Movement
Outsider Art
Outsider Art is an art movement. Notable practitioners include Mary Ann Willson, Jean Dubuffet and Forrest Bess. Browse Outsider Art paintings, portraits, pictures and artworks from the world's public-domain museum collections.
Outsider art names work made beyond the institutions of official culture—by self-taught creators with little or no formal training, often working in isolation from the art world. Its intellectual roots lie in early-twentieth-century psychiatry: the Swiss physician Walter Morgenthaler's 1921 study of his patient Adolf Wölfli, and Hans Prinzhorn's 1922 Artistry of the Mentally Ill, whose Heidelberg collection revealed the aesthetic force of asylum drawings. In 1945 the French painter Jean Dubuffet coined art brut ("raw art") for work he believed untouched by cultural convention, assembling a vast collection now housed in Lausanne. The English term arrived in 1972, when the British scholar Roger Cardinal published Outsider Art to carry Dubuffet's idea to an Anglophone readership.

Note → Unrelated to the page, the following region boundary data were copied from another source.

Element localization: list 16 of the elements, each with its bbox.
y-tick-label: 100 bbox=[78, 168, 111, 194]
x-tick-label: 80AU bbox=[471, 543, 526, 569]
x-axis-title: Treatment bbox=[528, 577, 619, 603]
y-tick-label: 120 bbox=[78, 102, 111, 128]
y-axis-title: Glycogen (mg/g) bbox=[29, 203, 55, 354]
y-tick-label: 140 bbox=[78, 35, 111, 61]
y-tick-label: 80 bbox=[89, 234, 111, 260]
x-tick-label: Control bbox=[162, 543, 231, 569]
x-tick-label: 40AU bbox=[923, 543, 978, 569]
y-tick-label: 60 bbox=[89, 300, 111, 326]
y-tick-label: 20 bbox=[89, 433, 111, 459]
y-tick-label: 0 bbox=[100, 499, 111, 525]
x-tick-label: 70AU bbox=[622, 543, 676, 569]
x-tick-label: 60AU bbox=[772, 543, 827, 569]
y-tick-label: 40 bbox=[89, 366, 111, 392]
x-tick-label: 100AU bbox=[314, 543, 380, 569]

Because it springs from private vision rather than schooling, outsider art resists any single style. Yet recurring traits bind the field: obsessive detail, invented iconographies and private cosmologies, dense all-over patterning, flattened or idiosyncratic space, and the use of whatever materials lie to hand—cardboard, ballpoint pen, found objects, yarn. The work is typically made for the maker alone, with no thought of exhibition, which lends it an unguarded intensity.
Its canon is built of solitary figures. Henry Darger (1892–1973), a Chicago hospital janitor, left behind In the Realms of the Unreal, a roughly 15,000-page illustrated epic discovered in his room only after his death. Bill Traylor (c. 1853–1949), born into slavery in Alabama, began drawing at about eighty-five on scraps of cardboard on the streets of Montgomery, producing well over a thousand spare, electric scenes. Joseph E. Yoakum (1890–1972) drew thousands of rippling, geological landscapes of places real and imagined. Judith Scott (1943–2005), deaf and with Down syndrome, wrapped found objects in yarn and fabric at Oakland's Creative Growth Art Center to make her enigmatic fibre sculptures. Beside them stand Gaston Chaissac, championed by Dubuffet, and American visionaries such as Forrest Bess and the early folk painter Mary Ann Willson.
Once relegated to the margins, outsider art now commands dedicated museums, the annual Outsider Art Fair (founded 1993), and serious scholarship. It overlaps with—yet remains distinct from—folk and naïve art, visionary traditions, and Dubuffet's stricter art brut, and it profoundly shaped postwar fascination with the untrained imagination. This collection's holdings include a cloth work (Doek) by the Sierra Leonean maker Kadiato Kamara, extending the field beyond its Euro-American canon.
Key artists
Groups & collectives
Frequently asked questions
What is Outsider Art?
Outsider Art is an art movement. Art made outside mainstream culture by self-taught creators — visionaries, psychiatric patients, prisoners, the elderly — working without knowledge of art-world conventions.
Who are the key Outsider Art artists?
Key Outsider Art artists in the collection include Mary Ann Willson, Jean Dubuffet and Forrest Bess.